Joint investigations by multiple countries, xAI faces unprecedented regulatory pressure
Currently, regulatory authorities in the EU, the UK, France, India, Malaysia, and other countries and regions have launched formal investigations into xAI, focusing on:
- Whether it violates platform responsibility regulations such as the Digital Services Act (DSA);
- Whether generating CSAM constitutes a criminal offense;
- Whether the X platform, as a distribution channel, has fulfilled its content review obligations.
EU Digital Commissioner Thierry Breton warned: "AI cannot become an accelerator for illegal content." The Indian Ministry of Information Technology has also stated that if xAI does not immediately rectify the issues, it may face platform shutdowns and heavy fines.
20 Billion Dollar Bet, Can It Withstand the Trust Crisis?

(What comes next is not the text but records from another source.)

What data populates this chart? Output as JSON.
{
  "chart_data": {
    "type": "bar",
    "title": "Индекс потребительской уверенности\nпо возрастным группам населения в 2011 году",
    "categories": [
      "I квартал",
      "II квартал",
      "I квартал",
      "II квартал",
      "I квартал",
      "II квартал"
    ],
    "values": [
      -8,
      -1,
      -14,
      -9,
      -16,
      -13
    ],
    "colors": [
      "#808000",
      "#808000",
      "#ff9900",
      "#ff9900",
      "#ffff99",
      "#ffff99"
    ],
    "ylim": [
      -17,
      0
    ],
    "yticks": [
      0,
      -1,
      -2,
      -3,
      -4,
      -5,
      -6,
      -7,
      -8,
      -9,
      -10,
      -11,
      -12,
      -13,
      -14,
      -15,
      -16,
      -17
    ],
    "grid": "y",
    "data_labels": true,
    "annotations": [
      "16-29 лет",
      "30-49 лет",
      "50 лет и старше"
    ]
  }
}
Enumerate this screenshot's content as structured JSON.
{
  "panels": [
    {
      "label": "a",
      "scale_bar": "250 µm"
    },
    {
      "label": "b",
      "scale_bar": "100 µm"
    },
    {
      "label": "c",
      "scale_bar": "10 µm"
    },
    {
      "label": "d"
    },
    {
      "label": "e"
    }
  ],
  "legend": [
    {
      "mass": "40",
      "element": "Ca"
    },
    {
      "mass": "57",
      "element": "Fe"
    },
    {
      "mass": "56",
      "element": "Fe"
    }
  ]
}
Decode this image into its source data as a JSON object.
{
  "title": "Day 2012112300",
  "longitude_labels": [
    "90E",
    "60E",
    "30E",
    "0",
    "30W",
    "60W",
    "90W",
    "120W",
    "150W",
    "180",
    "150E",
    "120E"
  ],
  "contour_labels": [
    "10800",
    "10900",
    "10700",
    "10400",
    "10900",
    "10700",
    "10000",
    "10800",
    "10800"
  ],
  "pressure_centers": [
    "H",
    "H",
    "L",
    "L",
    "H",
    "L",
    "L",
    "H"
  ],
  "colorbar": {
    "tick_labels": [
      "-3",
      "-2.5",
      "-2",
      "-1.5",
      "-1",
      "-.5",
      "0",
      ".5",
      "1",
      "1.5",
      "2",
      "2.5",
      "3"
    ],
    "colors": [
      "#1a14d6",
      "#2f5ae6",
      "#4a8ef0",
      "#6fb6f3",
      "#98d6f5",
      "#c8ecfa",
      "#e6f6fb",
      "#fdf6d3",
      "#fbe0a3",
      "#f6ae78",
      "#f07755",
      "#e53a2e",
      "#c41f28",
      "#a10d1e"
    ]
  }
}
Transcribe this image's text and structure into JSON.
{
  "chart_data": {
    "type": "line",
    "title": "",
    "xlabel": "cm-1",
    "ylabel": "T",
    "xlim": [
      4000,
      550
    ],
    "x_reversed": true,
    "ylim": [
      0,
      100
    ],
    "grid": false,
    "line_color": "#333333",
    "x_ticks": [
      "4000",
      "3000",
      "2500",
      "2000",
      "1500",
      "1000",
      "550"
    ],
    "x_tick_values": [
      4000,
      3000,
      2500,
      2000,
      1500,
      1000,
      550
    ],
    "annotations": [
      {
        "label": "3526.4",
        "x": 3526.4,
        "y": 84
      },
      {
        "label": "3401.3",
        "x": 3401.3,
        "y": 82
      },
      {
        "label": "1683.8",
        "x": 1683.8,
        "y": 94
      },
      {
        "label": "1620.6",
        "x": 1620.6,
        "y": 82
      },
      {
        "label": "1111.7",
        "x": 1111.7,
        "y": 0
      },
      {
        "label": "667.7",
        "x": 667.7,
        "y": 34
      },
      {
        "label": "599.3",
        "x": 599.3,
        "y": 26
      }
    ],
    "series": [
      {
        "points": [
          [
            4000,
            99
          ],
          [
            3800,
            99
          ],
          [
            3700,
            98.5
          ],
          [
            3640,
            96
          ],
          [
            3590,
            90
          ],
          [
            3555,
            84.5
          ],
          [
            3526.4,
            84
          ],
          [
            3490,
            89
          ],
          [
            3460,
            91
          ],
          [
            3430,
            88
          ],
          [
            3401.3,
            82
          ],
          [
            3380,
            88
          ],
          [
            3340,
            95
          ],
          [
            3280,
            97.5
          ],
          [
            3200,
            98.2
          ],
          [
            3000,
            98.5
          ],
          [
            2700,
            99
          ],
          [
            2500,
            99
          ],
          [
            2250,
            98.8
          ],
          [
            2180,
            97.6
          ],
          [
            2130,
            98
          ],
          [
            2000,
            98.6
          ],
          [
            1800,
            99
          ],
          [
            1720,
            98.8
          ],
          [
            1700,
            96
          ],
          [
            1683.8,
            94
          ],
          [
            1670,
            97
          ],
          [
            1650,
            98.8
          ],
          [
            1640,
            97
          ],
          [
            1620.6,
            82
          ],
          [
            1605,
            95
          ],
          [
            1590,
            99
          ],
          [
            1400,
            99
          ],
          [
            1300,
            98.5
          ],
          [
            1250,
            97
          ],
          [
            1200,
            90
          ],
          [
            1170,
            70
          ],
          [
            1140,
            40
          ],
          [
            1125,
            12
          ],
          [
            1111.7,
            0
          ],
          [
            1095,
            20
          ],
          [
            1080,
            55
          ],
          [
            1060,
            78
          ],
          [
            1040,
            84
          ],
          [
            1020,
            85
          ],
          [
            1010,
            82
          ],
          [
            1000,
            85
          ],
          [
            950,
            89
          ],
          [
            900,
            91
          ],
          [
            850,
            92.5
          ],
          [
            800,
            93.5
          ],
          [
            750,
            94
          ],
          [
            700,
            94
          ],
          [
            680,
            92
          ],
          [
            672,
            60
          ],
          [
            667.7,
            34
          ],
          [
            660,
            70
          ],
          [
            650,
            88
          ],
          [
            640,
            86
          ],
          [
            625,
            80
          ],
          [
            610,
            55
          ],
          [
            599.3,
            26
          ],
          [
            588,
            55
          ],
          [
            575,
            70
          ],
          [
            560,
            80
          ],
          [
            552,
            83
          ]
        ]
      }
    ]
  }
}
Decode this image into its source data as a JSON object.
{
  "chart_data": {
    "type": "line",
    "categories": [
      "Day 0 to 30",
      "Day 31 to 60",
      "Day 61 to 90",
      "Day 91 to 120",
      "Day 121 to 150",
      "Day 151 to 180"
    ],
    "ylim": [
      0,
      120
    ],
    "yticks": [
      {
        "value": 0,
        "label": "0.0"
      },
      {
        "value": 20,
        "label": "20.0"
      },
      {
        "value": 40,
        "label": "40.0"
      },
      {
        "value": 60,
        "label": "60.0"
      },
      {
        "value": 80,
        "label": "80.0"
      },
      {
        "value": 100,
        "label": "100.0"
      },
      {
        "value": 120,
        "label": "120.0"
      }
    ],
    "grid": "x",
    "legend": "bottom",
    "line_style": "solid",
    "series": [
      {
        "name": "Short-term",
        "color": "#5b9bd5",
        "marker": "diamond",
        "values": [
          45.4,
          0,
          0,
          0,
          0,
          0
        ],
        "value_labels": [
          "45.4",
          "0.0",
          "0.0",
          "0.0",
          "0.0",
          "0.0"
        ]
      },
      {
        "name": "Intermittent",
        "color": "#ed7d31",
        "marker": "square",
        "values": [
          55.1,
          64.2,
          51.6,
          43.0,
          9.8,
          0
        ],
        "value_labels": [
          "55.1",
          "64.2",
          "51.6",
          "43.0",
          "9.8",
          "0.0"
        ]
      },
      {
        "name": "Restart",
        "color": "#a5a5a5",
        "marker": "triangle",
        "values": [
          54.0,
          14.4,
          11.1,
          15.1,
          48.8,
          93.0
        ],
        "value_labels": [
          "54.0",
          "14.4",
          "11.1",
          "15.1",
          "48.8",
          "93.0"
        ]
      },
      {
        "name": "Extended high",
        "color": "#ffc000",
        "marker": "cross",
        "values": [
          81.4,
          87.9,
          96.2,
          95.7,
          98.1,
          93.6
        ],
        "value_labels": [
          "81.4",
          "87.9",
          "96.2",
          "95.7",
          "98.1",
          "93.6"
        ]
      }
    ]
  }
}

xAI states that the new funding will be used for:
- Building ultra-large-scale AI data centers in the US, the Middle East, and Asia;
- Training the next generation of Grok models, supporting multimodal and agent capabilities;
- Expanding engineering and security teams.
However, analysts point out that the huge gap between technological advancement and lagging security has become xAI's biggest risk. In a globally more stringent environment for AI ethics and compliance, a "powerful AI" without effective content safeguards may be more destructive than a "weaker AI."
AIbase Observation: When Computing Power Rushes, Security Cannot Fall Behind
xAI's $20 billion funding demonstrates the high recognition of capital for its technical vision; however, the deepfake scandal of Grok reveals serious deficiencies in xAI's AI alignment, red team testing, and content governance.
This crisis is not just a technical issue, but a trust issue. Whether xAI can rebuild its security defenses in front of 600 million users will determine whether it can truly become a strong competitor to OpenAI and Anthropic — or become a negative example of "the stronger the ability, the greater the harm."
In today's era where AI enters the real world, intelligent systems without security are not progress, but disasters. And xAI is standing at the edge of a cliff.